China's total annual imports of intermediate goods from Germany for vehicles, machines, and other sophisticated products peaked in 2014 at $44 billion; by 2017, the figure was $37 billion. Japan and South Korea have also seen their exports of intermediate goods to China in those industries decline. The Made in China 2025 initiative aims to build the country's strengths in cutting-edge areas such as AI, 5G wireless systems, and robotics.

A number of middle-income countries are seen to enjoy a fixed advantage: geographic proximity to major consumer markets in advanced economies. As automation makes labor costs less important, many multinational companies are choosing to build new factories not in countries with the lowest wages but in countries that are closer to their main consumer markets and that still offer lower wages than rich countries. Mexico fits the bill for the United States; Morocco, Turkey, and eastern European countries do the same for western European countries, as do Malaysia and Thailand for richer Asian countries, such as Japan and the wealthier parts of China.
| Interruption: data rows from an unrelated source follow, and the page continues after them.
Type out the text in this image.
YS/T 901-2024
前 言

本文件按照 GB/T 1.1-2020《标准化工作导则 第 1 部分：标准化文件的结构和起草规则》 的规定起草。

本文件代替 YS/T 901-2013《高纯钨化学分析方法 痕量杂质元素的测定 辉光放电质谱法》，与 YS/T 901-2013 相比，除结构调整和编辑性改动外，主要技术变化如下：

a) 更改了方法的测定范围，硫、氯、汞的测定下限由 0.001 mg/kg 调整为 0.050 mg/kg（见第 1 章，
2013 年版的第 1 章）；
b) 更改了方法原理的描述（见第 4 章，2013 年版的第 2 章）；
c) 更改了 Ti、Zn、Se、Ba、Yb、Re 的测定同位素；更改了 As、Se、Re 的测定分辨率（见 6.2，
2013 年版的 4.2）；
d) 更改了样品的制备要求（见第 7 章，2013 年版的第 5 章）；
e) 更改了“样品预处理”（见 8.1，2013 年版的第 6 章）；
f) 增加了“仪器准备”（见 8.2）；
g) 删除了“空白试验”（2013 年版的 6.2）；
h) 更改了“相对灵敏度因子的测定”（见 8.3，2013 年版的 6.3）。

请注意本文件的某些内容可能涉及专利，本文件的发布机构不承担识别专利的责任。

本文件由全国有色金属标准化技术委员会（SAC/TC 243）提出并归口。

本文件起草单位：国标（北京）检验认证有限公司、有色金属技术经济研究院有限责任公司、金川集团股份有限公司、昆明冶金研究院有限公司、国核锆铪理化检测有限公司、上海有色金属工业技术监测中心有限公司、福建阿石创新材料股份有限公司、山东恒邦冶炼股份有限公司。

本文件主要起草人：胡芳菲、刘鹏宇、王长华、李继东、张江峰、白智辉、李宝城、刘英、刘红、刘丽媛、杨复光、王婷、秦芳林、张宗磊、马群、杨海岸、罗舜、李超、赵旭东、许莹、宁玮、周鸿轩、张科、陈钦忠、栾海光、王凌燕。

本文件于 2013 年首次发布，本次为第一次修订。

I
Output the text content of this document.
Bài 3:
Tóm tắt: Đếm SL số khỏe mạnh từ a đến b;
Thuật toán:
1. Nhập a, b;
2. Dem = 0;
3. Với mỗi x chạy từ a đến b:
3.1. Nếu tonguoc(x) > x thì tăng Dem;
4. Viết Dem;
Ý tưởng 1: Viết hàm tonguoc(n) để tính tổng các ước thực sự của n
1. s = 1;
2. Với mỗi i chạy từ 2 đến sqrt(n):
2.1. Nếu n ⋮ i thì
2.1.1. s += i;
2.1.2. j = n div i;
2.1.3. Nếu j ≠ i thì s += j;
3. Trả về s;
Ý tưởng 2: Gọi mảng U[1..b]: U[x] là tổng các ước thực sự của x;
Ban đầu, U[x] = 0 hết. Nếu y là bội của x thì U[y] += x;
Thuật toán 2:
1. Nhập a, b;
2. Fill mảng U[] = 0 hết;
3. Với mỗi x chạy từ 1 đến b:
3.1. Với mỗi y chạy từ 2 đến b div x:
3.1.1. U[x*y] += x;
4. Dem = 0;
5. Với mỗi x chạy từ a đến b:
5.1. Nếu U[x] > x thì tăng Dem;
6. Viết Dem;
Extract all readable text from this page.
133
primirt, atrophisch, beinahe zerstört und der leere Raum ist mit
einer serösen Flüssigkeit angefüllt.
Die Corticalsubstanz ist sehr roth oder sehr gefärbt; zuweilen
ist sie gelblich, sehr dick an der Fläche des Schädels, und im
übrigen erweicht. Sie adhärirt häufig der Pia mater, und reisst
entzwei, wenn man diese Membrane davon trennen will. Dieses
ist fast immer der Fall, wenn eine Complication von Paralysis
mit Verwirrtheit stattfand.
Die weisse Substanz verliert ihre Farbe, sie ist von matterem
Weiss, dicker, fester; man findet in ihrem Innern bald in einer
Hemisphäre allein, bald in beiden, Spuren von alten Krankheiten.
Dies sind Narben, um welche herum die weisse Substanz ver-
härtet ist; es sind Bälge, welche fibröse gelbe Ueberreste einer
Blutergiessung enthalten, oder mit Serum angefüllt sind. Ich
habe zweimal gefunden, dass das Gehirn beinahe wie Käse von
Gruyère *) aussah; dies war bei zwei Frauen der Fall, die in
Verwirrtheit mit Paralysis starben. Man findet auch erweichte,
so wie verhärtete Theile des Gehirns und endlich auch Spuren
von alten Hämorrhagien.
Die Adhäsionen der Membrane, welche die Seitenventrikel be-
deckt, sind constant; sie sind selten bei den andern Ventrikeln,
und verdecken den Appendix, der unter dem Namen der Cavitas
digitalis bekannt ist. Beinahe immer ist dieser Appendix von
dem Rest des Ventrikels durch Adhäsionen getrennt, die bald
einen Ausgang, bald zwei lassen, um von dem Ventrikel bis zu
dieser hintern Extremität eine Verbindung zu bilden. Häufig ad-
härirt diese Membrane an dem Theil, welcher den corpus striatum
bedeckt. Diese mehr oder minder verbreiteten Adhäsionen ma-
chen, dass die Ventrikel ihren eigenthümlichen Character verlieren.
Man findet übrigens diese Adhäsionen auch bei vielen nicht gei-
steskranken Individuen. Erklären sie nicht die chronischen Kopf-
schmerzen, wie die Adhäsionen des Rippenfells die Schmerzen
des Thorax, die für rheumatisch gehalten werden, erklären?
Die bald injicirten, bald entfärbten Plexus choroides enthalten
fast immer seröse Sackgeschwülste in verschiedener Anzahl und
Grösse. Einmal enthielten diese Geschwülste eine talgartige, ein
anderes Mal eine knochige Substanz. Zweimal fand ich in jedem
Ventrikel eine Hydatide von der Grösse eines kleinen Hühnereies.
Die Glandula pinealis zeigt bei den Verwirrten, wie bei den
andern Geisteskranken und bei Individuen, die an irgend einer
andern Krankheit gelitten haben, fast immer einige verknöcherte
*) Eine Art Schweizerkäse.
To quote directly from the above mentioned article (The Global Economy's Next Winners), other middle-income countries are poised to benefit from the shift from goods to services. Costa Rica, for example, is now a major exporter of business services, such as data entry, analytics, and information technology support. Its exports in those sectors have grown at an average annual rate of 34 percent over the last ten years, and they are worth $4.5 billion today, or 7.6 percent of Costa Rica's GDP. The global annual trade in outsourced business services-everything from accounting to customer support-totals $270 billion and growing. That represents a lucrative opportunity for middle-income countries such as Costa Rica.

"Yet since AI tools could handle much of the work involved in these services, workers will need to be able to assist customers with more complex troubleshooting or sales if they are to stay ahead of the machines.

"Whether services can drive the kind of rapid growth in early stage developing countries that manufacturing once did remains to be seen. Some low-income countries, such as Ghana, India, and the Philippines, have thriving service industries catering to businesses around the world. But even in those countries, the services-export sector employs few people and contributes little to GDP.

"Like middle-income countries, low-income ones will need to shift to higher-value activities to stay ahead of automation. Tradable services, such as transportation, finance, and business services, enjoy high productivity growth and can raise living standards.

"Technology may enable some people in low-income economies to jump ahead in economic development without retracing the paths taken by those in advanced economies. Internet access allows workers everywhere to use online freelance platforms, such as UpWork, Fiverr, and Samasource, to earn supplemental income. A large share of the freelancers on these platforms are in developing countries. Khan Academy and Coursera teach languages and other skills. Google Translate is removing language barriers. Kiva and Kickstarter help aspiring entrepreneurs fund their start-ups. And telemedicine services make better health care available to people in remote places. But using those services requires widespread access to affordable high-speed Internet.

"Countries need to invest in digital infrastructure and education if they are to succeed in a global digital economy. Although many countries have achieved near-universal primary schooling, getting students to complete secondary school and making sure they receive a high-quality education when there are the next hurdles."